All other arguments are passed to the executable directly.

Produces a single .log file that combines all outputs of the task in the current
directory with $name.log as filename.

Log files may be parsed afterwards using other tools.

This script replaces the alternative of using multiple scripts for every run. The idea
is to have a single script responsible for all the actions.

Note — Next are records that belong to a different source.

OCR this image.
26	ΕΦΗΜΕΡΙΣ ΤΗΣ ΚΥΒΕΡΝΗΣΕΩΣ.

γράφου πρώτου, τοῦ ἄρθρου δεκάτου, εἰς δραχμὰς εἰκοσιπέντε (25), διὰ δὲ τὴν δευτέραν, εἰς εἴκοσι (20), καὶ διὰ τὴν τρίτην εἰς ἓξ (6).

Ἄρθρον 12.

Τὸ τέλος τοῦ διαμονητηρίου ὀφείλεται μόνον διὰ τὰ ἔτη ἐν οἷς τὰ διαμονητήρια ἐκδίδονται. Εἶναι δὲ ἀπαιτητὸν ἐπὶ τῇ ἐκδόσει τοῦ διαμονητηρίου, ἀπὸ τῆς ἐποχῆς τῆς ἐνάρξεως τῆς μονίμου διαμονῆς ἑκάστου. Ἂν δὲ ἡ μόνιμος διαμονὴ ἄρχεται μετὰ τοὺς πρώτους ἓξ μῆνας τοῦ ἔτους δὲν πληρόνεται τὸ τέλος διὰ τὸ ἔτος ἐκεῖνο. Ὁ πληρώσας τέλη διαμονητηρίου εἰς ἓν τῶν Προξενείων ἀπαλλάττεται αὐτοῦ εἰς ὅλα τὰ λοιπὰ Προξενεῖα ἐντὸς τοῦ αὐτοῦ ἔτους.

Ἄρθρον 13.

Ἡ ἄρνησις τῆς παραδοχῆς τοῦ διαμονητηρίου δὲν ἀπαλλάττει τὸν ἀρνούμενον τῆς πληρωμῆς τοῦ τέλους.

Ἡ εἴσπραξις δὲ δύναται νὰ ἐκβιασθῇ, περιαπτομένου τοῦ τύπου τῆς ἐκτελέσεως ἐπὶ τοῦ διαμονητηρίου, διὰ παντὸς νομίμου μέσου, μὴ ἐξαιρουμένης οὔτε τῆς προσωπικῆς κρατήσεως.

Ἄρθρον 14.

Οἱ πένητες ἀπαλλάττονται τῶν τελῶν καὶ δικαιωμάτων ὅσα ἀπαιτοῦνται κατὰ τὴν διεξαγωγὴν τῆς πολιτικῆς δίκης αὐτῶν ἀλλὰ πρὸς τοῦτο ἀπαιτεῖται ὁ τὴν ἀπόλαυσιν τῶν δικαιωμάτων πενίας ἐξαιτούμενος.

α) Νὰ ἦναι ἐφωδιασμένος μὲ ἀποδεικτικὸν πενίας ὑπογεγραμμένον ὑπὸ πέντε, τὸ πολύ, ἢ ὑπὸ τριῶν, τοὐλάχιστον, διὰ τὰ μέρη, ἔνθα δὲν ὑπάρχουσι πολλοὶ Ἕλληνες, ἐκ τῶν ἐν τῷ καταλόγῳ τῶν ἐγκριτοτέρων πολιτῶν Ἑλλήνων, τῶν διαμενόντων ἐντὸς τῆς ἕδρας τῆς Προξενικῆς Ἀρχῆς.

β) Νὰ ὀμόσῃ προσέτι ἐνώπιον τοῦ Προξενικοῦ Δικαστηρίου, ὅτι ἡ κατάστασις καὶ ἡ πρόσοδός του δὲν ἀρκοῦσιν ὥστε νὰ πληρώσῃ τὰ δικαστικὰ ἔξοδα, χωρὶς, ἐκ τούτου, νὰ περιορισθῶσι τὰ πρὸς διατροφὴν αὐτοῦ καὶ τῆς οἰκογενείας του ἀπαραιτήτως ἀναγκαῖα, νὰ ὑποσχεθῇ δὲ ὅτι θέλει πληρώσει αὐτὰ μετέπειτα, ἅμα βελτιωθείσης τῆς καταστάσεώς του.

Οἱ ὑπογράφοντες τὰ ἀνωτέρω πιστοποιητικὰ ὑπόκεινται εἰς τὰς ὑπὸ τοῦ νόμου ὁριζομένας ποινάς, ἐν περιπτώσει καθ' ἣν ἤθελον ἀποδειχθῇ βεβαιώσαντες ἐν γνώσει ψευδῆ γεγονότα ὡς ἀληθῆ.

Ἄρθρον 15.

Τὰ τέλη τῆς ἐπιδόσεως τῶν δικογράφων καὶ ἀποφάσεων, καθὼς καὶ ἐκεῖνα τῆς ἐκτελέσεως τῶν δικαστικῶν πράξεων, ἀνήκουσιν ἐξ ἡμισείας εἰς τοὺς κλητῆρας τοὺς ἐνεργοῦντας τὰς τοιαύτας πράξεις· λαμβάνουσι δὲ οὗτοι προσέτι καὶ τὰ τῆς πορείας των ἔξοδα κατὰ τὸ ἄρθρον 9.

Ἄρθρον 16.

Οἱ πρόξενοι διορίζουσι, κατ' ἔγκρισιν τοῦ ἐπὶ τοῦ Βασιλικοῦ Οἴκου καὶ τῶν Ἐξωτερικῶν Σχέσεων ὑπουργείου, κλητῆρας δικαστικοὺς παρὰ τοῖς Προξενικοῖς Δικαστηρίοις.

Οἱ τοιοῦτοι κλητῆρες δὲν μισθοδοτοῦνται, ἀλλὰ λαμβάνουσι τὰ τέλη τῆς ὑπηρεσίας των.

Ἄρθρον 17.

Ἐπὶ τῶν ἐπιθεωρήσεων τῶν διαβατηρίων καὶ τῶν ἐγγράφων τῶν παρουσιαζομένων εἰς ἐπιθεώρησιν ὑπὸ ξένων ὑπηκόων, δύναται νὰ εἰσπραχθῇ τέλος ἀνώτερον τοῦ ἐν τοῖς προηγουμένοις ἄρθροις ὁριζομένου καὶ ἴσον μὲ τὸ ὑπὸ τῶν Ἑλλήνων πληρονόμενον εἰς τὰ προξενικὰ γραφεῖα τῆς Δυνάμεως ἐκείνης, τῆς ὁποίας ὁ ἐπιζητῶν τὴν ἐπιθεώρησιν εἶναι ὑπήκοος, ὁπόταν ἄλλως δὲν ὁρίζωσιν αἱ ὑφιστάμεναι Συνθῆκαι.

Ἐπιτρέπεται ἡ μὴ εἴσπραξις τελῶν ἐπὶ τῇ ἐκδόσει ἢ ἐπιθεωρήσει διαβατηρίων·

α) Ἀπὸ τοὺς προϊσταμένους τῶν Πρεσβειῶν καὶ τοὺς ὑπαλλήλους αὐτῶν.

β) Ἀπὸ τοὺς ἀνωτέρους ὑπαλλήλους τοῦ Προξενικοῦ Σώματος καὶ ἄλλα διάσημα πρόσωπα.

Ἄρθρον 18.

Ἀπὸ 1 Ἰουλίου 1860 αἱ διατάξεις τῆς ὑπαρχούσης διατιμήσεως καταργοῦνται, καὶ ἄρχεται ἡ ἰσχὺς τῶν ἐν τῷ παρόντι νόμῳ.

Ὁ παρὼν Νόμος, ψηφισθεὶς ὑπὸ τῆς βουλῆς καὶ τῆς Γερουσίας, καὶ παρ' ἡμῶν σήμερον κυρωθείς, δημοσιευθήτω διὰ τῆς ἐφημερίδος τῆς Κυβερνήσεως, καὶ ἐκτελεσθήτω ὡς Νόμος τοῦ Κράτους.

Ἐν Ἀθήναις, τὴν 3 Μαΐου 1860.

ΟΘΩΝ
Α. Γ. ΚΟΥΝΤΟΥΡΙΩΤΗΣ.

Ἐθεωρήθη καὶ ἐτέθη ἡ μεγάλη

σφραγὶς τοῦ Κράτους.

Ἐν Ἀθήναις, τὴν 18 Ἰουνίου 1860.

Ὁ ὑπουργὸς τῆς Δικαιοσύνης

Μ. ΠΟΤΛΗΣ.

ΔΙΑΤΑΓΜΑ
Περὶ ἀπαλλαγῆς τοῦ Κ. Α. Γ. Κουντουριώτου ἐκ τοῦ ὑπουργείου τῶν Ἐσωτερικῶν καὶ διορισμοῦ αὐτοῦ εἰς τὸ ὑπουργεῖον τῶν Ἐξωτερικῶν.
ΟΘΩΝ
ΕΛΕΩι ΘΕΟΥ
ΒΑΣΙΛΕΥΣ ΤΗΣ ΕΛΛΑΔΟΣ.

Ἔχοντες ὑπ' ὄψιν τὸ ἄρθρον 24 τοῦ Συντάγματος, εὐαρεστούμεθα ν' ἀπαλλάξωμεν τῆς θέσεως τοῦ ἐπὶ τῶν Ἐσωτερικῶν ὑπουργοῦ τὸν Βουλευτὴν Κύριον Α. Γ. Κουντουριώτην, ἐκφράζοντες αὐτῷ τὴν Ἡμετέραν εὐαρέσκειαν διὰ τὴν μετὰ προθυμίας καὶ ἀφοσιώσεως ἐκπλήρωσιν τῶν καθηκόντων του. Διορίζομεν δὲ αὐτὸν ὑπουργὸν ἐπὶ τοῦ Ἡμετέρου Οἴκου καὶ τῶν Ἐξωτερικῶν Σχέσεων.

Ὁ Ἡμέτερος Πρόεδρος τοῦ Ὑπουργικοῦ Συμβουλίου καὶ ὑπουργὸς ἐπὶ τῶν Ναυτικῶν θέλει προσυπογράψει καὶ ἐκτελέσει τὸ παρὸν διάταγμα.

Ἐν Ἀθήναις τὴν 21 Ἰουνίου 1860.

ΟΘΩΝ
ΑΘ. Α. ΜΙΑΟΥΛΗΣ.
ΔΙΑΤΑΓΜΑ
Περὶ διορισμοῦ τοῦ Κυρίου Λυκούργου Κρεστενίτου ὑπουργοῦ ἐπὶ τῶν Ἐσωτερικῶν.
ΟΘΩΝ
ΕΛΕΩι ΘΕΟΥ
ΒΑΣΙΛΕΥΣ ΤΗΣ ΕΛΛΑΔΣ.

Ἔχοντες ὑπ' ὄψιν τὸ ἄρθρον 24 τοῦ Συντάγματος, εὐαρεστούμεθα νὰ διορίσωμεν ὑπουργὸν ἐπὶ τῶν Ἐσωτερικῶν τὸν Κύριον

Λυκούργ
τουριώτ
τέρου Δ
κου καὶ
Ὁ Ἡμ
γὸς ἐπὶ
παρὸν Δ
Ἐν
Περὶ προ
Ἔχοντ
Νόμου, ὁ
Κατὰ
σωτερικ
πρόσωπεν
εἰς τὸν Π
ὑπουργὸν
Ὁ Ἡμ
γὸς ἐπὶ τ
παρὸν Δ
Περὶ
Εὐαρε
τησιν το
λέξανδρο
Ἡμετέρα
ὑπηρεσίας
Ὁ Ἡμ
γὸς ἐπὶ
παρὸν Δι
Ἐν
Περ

One may also use this script
inside some bash for loop in order to try out different configurations in one go, 
see examples.

=head2 EXAMPLES

Run depqbf on the FMV cluster on a directory of QDIMACS files:

    /home/max/montecube-benchmarks/submit.pl -e /home/max/paracooba/test/depqbf-version-6.03/depqbf -n orgsynth --time 3600 -p "`ls -d /home/max/montecube-benchmarks/2-player_benchmarks_qdimacs/*.qdimacs`" --cpus_per_task 2 > task.txt

Run paracooba on a list of QDIMACS files while stepping over multiple parameter values:

    for i in 10 12 16; do mkdir paraqs__td$i; cd paraqs__td$i && /home/max/paracooba/test/ParaqsEval/submit.pl -e /home/max/paracooba/src/build/paraqs -p "`cat /home/max/OrganicSynthesis/qdimacs-list`" --cpus_per_task 32 --worker 16 --time 3600 -n orgsynth --tree-depth $i > task.txt && cd ..; done

=head1 VERSION

0.2

=cut